İlk resmi renk listesi 1927'de yayımlandı — bu liste RAL 840 standardı olarak bilinir. Bu standardın kabulü, boya üretimini tek tip hâle getirerek maliyetleri düşürdü; merkezi satın alımlara geçildi ve yinelenen renk seçenekleri ortadan kaldırıldı. Aynı dönemde ithalat da kısıtlandı: ülke ciddi bir döviz sıkıntısı yaşıyordu ve Reichsmark dış ülkelerde neredeyse geçerli değildi.
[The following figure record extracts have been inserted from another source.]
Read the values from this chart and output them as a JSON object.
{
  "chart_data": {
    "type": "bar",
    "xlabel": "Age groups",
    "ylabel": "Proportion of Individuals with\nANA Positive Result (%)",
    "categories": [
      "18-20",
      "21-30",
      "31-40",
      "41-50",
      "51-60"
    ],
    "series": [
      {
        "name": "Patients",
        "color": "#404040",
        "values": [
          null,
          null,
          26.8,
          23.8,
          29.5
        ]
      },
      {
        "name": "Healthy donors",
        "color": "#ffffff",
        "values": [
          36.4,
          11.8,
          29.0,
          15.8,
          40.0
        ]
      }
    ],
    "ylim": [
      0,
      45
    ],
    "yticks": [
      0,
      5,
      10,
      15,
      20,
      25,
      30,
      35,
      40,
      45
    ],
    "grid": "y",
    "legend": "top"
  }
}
Bu nedenle çoğunlukla yerel pigmentler kullanıldı. Sonraki yıllarda renk paleti, posta, demiryolu gibi kamu kurumlarının ihtiyaçları doğrultusunda kademeli olarak genişletildi.

Aynı yıl, yani 1927'de ulaşım sektörü için ayrı bir standart yayımlandı: RAL 840 B. Bu listede araçlar için belirlenmiş 40 renk yer alıyordu. 1932’de bu palet güncellendi, bazı tanımlar netleştirildi ve yeni sürümün karışıklığa yol açmaması için RAL 840 B2 adı verildi. Bu sistem daha sonra yeni renklerle zenginleştirildi; bu renkler ayrı ek belgeler (Ergänzungsblätter) şeklinde yayımlandı.